# GTA Online ohne neuen Rockstar Launcher spielen möglich?



## Ray2015 (10. Oktober 2019)

*GTA Online ohne neuen Rockstar Launcher spielen möglich?*

Hallo,

seit neustem gibt es ja den Rockstar Launcher. Den habe ich mir auch installiert. Seitdem stürzt mir das Spiel aber alle 30 Minuten ab. Ich vermut, dass es an dem Launcher liegt. Kann ich diesen einfach deinstallieren und trotzdem noch GTA Online spielen?


----------



## Zybba (10. Oktober 2019)

Kommt vermutlich darauf an, über welchen Dienst du das Spiel gekauft hast.
Wenn du es direkt über Rockstar gekauft hat wird es sicher nicht gehen.


----------



## Ray2015 (10. Oktober 2019)

Zybba schrieb:


> Wenn du es direkt über Rockstar gekauft hat wird es sicher nicht gehen.



Okay, dann werde ich wohl Pech haben.


----------



## ZockerCompanion (10. Oktober 2019)

Ray2015 schrieb:


> Okay, dann werde ich wohl Pech haben.



Hast du schon versucht dich über den Rockstar Social Club (https://de.socialclub.rockstargames.com/) anzumelden und dort das Spiel runterzuladen und zu installieren?  (Oben rechts nach dem Anmelden auf dein Profilbild klicken und dann auf Spiele Downloads) 

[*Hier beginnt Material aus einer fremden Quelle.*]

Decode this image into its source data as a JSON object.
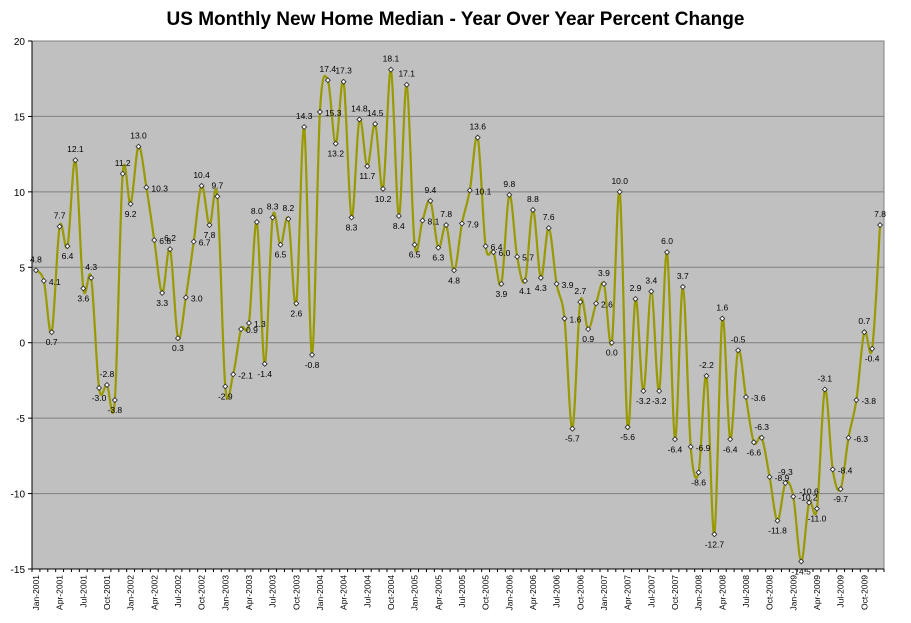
{
  "chart_data": {
    "type": "line",
    "title": "US Monthly New Home Median - Year Over Year Percent Change",
    "xlabel": "",
    "ylabel": "",
    "ylim": [
      -15,
      20
    ],
    "yticks": [
      -15,
      -10,
      -5,
      0,
      5,
      10,
      15,
      20
    ],
    "grid": true,
    "legend": "none",
    "colors": {
      "plot_background": "#c0c0c0",
      "line": "#999900",
      "marker": "#333333",
      "grid": "#808080"
    },
    "x_tick_labels": [
      "Jan-2001",
      "Apr-2001",
      "Jul-2001",
      "Oct-2001",
      "Jan-2002",
      "Apr-2002",
      "Jul-2002",
      "Oct-2002",
      "Jan-2003",
      "Apr-2003",
      "Jul-2003",
      "Oct-2003",
      "Jan-2004",
      "Apr-2004",
      "Jul-2004",
      "Oct-2004",
      "Jan-2005",
      "Apr-2005",
      "Jul-2005",
      "Oct-2005",
      "Jan-2006",
      "Apr-2006",
      "Jul-2006",
      "Oct-2006",
      "Jan-2007",
      "Apr-2007",
      "Jul-2007",
      "Oct-2007",
      "Jan-2008",
      "Apr-2008",
      "Jul-2008",
      "Oct-2008",
      "Jan-2009",
      "Apr-2009",
      "Jul-2009",
      "Oct-2009"
    ],
    "values": [
      4.8,
      4.1,
      0.7,
      7.7,
      6.4,
      12.1,
      3.6,
      4.3,
      -3.0,
      -2.8,
      -3.8,
      11.2,
      9.2,
      13.0,
      10.3,
      6.8,
      3.3,
      6.2,
      0.3,
      3.0,
      6.7,
      10.4,
      7.8,
      9.7,
      -2.9,
      -2.1,
      0.9,
      1.3,
      8.0,
      -1.4,
      8.3,
      6.5,
      8.2,
      2.6,
      14.3,
      -0.8,
      15.3,
      17.4,
      13.2,
      17.3,
      8.3,
      14.8,
      11.7,
      14.5,
      10.2,
      18.1,
      8.4,
      17.1,
      6.5,
      8.1,
      9.4,
      6.3,
      7.8,
      4.8,
      7.9,
      10.1,
      13.6,
      6.4,
      6.0,
      3.9,
      9.8,
      5.7,
      4.1,
      8.8,
      4.3,
      7.6,
      3.9,
      1.6,
      -5.7,
      2.7,
      0.9,
      2.6,
      3.9,
      0.0,
      10.0,
      -5.6,
      2.9,
      -3.2,
      3.4,
      -3.2,
      6.0,
      -6.4,
      3.7,
      -6.9,
      -8.6,
      -2.2,
      -12.7,
      1.6,
      -6.4,
      -0.5,
      -3.6,
      -6.6,
      -6.3,
      -8.9,
      -11.8,
      -9.3,
      -10.2,
      -14.5,
      -10.6,
      -11.0,
      -3.1,
      -8.4,
      -9.7,
      -6.3,
      -3.8,
      0.7,
      -0.4,
      7.8
    ],
    "data_labels": [
      "4.8",
      "4.1",
      "0.7",
      "7.7",
      "6.4",
      "12.1",
      "3.6",
      "4.3",
      "-3.0",
      "-2.8",
      "-3.8",
      "11.2",
      "9.2",
      "13.0",
      "10.3",
      "6.8",
      "3.3",
      "6.2",
      "0.3",
      "3.0",
      "6.7",
      "10.4",
      "7.8",
      "9.7",
      "-2.9",
      "-2.1",
      "0.9",
      "1.3",
      "8.0",
      "-1.4",
      "8.3",
      "6.5",
      "8.2",
      "2.6",
      "14.3",
      "-0.8",
      "15.3",
      "17.4",
      "13.2",
      "17.3",
      "8.3",
      "14.8",
      "11.7",
      "14.5",
      "10.2",
      "18.1",
      "8.4",
      "17.1",
      "6.5",
      "8.1",
      "9.4",
      "6.3",
      "7.8",
      "4.8",
      "7.9",
      "10.1",
      "13.6",
      "6.4",
      "6.0",
      "3.9",
      "9.8",
      "5.7",
      "4.1",
      "8.8",
      "4.3",
      "7.6",
      "3.9",
      "1.6",
      "-5.7",
      "2.7",
      "0.9",
      "2.6",
      "3.9",
      "0.0",
      "10.0",
      "-5.6",
      "2.9",
      "-3.2",
      "3.4",
      "-3.2",
      "6.0",
      "-6.4",
      "3.7",
      "-6.9",
      "-8.6",
      "-2.2",
      "-12.7",
      "1.6",
      "-6.4",
      "-0.5",
      "-3.6",
      "-6.6",
      "-6.3",
      "-8.9",
      "-11.8",
      "-9.3",
      "-10.2",
      "-14.5",
      "-10.6",
      "-11.0",
      "-3.1",
      "-8.4",
      "-9.7",
      "-6.3",
      "-3.8",
      "0.7",
      "-0.4",
      "7.8"
    ]
  }
}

P.S.: Sry, das klappt wohl auch nicht mehr, zumindest wird mir auch dort der Rockstar Games Launcher angeboten. Dann wird es wohl nicht mehr gehen.


----------



## Chronik (12. Oktober 2019)

Hast du es schon mal mit Steam probiert?
Btw: ich weiß nicht ob du dir da auch GTA bei Steam extra kaufen muss oder ob einfach Steam femdes Spiel hinzufügen reicht???


----------